Pour la défense de l'Etat de droit.

L'avocat Dupond-Moretti était reçu ce matin sur France inter. Reçu est un grand mot en l'espèce puisque le fond de l'émission, que ce soit du fait de Nicolas Demorand ou des auditeurs et auditrices, était exclusivement à charge, oubliant ce que signifient droit, défense et justice. Un moment effroyable qui, parallèlement à l'état d'urgence permanent, en dit long sur la nuit réactionnaire actuelle.

Ce matin, donc, à 8h20 () puis 20 minutes plus tard (ici), l'avocat d'Abdelkader Merah, frère de Mohamed Merah, Maître Dupond-Moretti était invité sur France Inter. Chacun sait ou peu savoir que l'avocat est menacé du fait, précisément, qu'il défend le frère de l'auteur des assassinats de Montauban et du massacre abject dans une école juive de Toulouse, massacre que son auteur a filmé dans une absence absolue et partant glaçante de compassion pour ses victimes dont certaines étaient des bébés comme l'atteste cet enfant tué alors qu'il avait sa tétine à la bouche.

Ce crime est épouvantable.

Pour autant, le déchaînement consensuel, relayé ce matin par Nicolas Demorand lui-même et les auditeurs et auditrices sélectionnés par l'antenne, est absolument inquiétant et inacceptable pour ce qu'il dit du (non-)droit et de l'état d'un pays, la France, dont l'opinion moyenne semble totalement acquise à la plus rance réaction moins de 40 ans après l'abolition de la peine capitale (peine que Trump réclame à cor et à tweets en majuscules hargneuses contre l'auteur de l'attentat de New York).
La justice, si elle n'est réservée qu'à certains types de crimes, n'est plus la justice et un Etat de droit ne peut donner libre cours, par une décision du Parquet ou des émissions poujadistes qui réjouiront Élisabeth Lévy sur une radio publique à forte audience, à la vengeance en lieu et place du droit.
Qu'il faille rappeler ces principes élémentaires en dit long sur l'état de délabrement réactionnaire d'une société et d'un pays, la France.
Il n'est qu'à écouter ce que disait l'avocat Dupond-Moretti ce matin face (il n'y a, hélas, pas d'autre mot) à la meute de Demorand et des intervenantes et intervenants.

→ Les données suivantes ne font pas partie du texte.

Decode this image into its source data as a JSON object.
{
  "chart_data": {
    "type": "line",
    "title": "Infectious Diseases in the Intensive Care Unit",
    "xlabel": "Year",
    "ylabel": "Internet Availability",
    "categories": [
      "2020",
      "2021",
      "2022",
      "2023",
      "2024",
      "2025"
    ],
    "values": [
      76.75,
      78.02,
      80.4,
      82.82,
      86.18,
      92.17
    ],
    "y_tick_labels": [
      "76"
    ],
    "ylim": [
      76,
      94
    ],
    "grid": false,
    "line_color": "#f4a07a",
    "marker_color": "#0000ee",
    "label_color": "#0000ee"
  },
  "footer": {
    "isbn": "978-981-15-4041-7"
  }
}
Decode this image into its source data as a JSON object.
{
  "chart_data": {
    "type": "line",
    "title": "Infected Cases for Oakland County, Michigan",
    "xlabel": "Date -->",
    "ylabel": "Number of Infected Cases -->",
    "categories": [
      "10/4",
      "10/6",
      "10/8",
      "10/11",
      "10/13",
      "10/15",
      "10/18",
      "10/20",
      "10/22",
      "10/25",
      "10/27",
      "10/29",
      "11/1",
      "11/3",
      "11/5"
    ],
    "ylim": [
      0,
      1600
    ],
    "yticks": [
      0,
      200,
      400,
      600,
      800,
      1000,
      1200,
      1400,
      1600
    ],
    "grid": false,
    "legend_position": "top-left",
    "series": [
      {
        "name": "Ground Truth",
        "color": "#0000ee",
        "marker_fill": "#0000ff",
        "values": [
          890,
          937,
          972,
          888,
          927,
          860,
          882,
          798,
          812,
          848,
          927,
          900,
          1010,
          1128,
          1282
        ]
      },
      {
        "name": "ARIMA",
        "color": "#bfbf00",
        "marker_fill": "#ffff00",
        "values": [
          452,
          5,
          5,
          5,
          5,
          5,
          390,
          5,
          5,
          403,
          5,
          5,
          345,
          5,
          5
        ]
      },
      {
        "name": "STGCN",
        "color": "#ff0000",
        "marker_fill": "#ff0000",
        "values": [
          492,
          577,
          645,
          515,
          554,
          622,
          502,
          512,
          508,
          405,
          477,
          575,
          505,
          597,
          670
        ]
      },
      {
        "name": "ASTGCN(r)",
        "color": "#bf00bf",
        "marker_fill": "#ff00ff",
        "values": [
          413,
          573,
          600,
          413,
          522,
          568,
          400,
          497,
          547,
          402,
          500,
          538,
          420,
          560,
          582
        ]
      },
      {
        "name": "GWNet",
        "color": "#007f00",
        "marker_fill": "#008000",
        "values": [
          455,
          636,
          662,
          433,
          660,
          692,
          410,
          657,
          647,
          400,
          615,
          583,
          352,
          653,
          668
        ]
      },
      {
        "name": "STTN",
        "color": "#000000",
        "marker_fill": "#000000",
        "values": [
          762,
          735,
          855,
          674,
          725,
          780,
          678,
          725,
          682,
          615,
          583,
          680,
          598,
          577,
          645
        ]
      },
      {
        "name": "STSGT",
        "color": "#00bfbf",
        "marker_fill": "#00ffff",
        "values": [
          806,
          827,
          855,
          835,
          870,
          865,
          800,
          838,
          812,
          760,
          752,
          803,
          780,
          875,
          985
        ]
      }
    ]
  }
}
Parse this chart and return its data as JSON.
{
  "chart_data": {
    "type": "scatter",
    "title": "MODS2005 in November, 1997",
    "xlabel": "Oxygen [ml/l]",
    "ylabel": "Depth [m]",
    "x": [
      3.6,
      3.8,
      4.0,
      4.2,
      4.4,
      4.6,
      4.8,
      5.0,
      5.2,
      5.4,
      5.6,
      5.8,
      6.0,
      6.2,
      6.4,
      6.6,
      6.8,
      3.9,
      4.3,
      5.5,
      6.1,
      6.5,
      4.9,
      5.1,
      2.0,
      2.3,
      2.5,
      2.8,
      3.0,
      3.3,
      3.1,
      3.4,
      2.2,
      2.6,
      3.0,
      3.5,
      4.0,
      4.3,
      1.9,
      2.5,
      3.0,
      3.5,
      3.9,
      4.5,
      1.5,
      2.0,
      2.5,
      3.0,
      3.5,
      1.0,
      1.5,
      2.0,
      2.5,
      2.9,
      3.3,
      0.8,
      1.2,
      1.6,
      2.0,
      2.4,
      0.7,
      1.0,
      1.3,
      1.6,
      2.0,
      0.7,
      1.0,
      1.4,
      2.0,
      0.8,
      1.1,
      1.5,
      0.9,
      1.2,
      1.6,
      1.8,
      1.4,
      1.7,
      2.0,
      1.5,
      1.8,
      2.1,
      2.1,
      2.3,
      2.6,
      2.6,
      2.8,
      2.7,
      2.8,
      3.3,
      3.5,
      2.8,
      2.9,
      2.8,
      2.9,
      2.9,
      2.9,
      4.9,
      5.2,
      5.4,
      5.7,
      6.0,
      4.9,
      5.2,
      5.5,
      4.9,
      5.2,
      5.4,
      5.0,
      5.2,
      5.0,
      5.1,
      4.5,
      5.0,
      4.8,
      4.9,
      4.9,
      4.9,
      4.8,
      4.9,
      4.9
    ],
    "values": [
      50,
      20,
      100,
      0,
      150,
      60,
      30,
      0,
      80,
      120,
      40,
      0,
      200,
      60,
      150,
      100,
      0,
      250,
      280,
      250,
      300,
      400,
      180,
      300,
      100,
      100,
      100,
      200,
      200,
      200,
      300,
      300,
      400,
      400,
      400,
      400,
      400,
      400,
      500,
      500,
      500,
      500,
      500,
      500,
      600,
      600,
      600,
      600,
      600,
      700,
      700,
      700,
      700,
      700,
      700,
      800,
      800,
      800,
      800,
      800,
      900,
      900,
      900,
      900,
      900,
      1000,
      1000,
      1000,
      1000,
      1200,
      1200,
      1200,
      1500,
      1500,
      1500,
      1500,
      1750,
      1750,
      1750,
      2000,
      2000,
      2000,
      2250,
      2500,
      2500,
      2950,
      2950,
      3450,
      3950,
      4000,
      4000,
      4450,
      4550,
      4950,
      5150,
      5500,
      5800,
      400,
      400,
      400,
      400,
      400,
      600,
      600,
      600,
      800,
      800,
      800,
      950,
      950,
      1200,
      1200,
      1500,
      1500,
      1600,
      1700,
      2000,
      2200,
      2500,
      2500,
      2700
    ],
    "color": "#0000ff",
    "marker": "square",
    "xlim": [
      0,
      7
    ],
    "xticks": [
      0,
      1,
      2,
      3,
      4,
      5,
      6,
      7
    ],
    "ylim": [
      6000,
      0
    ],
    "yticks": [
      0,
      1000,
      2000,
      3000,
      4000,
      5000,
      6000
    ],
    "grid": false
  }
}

Bien sûr que la mère de Mohamed Merah a perdu un fils, c'est un fait et bien sûr qu'un tueur, aussi cruel qu'il soit, fait partie de l'humanité. Lisez les Évangiles !
C'est qu'en effet, l'avocat d'Abdelkader Merah comme Maître Leclerc ou François Sureau (ici) semblent désormais bien seuls à défendre une société démocratique de libertés où lesdites libertés n'ont de valeur qu'universelles, c'est-à-dire y compris pour le pire salopard du moment (notons ainsi que si Maïtre Dupond-Moretti avait défendu Mohamed Merah, ç'aurait également relevé du droit qui n'est pas la vengeance).
Hé quoi ? Qu'aurait-il fallu à l'opinion hargneuse, poujadiste et postpétainiste ? Que les djihadistes ou leurs sympathisants n'aient pas le droit à une défense et à un avocat, a fortiori de renom ? Et à quoi ressemble cette justice livrée en pâture, à la radio, à des gens qui n'y connaissent rien sinon à un simulacre ?
Disons le clairement : il faut défendre l'Etat de droit et le droit. Que ce soit aux États-Unis, en Espagne/Catalogne ou en France. Il n'est pas de criminel injusticiable. Ou alors que cela s'énonce clairement : rétablissement de la peine de mort en place publique et sans procès.

Nous vivons des temps pas seulement sombres - mais aussi et surtout abjects.